While gestational diabetes is a cause for concern, you can work together with your health care team to manage your blood glucose levels. You can focus on achieving a healthy pregnancy for you and a healthy start for your baby.

Your team may include your doctor, midwife, diabetes educator and dietitian. You may also be referred to a specialist doctor (an endocrinologist).

Why treat?

Glucose in the mother's blood crosses the placenta. From an early stage the baby produces its own insulin. If maternal blood glucose levels are high, the amount of glucose crossing to the baby is high. Excess glucose is converted to fat resulting in a large baby.

Gestational diabetes that is not well controlled can lead to problems for the baby and mother.

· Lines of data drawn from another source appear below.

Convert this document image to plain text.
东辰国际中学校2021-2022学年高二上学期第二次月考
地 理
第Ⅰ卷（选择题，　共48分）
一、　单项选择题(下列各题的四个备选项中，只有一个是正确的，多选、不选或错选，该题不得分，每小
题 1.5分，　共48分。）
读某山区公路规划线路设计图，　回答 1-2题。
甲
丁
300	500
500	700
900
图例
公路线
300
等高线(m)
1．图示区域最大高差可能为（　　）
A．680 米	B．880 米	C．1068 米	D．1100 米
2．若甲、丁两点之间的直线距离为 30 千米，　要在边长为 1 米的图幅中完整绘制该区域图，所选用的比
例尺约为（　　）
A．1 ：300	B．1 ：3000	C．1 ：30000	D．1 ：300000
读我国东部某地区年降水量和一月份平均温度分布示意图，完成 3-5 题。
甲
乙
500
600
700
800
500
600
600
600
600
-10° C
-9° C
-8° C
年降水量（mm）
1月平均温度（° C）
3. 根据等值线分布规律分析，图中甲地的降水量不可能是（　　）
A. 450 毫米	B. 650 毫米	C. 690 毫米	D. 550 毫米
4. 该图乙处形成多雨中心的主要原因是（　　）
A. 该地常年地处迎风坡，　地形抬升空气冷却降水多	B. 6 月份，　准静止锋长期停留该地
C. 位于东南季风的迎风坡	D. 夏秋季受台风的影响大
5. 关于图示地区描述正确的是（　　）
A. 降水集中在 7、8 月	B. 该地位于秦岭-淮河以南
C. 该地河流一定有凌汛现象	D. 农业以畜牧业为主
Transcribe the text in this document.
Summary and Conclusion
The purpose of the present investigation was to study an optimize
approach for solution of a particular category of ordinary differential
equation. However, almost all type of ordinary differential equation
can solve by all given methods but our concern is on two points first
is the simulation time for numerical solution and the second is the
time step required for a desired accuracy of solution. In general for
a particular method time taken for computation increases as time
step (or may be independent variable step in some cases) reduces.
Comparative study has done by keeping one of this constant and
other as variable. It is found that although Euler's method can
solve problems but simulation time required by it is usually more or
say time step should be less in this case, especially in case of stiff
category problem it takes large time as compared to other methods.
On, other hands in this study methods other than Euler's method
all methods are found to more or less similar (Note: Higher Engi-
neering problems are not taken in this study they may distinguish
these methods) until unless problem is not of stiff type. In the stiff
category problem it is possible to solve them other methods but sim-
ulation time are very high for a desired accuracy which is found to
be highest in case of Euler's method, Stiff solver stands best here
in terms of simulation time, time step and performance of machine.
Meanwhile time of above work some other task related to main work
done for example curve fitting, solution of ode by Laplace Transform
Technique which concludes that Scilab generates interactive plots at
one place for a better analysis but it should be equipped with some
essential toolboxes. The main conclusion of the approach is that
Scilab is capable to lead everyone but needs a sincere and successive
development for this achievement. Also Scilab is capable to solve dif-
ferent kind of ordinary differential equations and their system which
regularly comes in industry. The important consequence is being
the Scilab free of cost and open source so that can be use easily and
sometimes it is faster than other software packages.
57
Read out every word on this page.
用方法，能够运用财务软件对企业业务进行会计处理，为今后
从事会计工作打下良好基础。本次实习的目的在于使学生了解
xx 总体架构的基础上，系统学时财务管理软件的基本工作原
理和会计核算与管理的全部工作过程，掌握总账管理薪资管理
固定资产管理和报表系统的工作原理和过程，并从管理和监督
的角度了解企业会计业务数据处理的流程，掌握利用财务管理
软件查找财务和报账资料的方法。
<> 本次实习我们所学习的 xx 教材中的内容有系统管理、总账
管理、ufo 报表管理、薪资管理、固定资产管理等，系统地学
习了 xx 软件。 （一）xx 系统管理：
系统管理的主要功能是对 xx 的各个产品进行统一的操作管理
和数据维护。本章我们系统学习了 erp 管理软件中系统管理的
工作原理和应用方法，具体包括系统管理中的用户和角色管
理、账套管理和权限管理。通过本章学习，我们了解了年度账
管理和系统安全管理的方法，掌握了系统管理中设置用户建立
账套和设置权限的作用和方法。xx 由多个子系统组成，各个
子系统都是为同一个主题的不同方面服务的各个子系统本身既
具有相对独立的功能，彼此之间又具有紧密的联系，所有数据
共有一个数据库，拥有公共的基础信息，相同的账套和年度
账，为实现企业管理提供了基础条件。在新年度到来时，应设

Some potential risks include:

For the baby

  • A larger than normal baby (called macrosomia). This can lead to problems with delivery for the baby and the mother (a large baby makes birth more difficult and increases the risk of intervention during labour and delivery).
  • Low blood glucose levels (known as hypoglycaemia) after delivery. This is easily treatable, however occasionally this may require the baby being admitted to the special care nursery. Breastfeeding your baby as soon as possible after delivery may help to prevent this.
  • Respiratory distress syndrome. Occasionally the baby may need oxygen or some other assistance with breathing.
  • Jaundice. This is a yellow colouration of the skin and the whites of the eyes. Visible jaundice occurs in one third to a half of normal newborn babies. It usually does not cause a problem and can be treated.
  • Risk of 'programming' the baby to develop diabetes later in life is now considered a very important reason for treating women with gestational diabetes. Babies born to mothers with undiagnosed or poorly managed diabetes are more likely to be overweight in childhood and young adulthood. There is an increased likelihood for the child to develop type 2 diabetes later in life.

For the Mother

  • Delivery – there is an increased incidence of assisted delivery or caesarean section if the baby is large.
  • Predisposition to diabetes. Gestational diabetes does not cause diabetes; rather it unmasks a tendency that was going to develop. Up to 50% of women with gestational diabetes may go on to develop type 2 diabetes within 10 to 20 years.
  • There is an increased risk of developing high blood pressure during the pregnancy.

How is gestational diabetes managed?

Gestational diabetes is managed by:

  • healthy eating,
  • self monitoring of blood glucose,
  • physical activity.

If the diabetes cannot be managed with these interventions, medication may be prescribed. This is usually in the form of insulin injections, however in some circumstances oral medication may be used.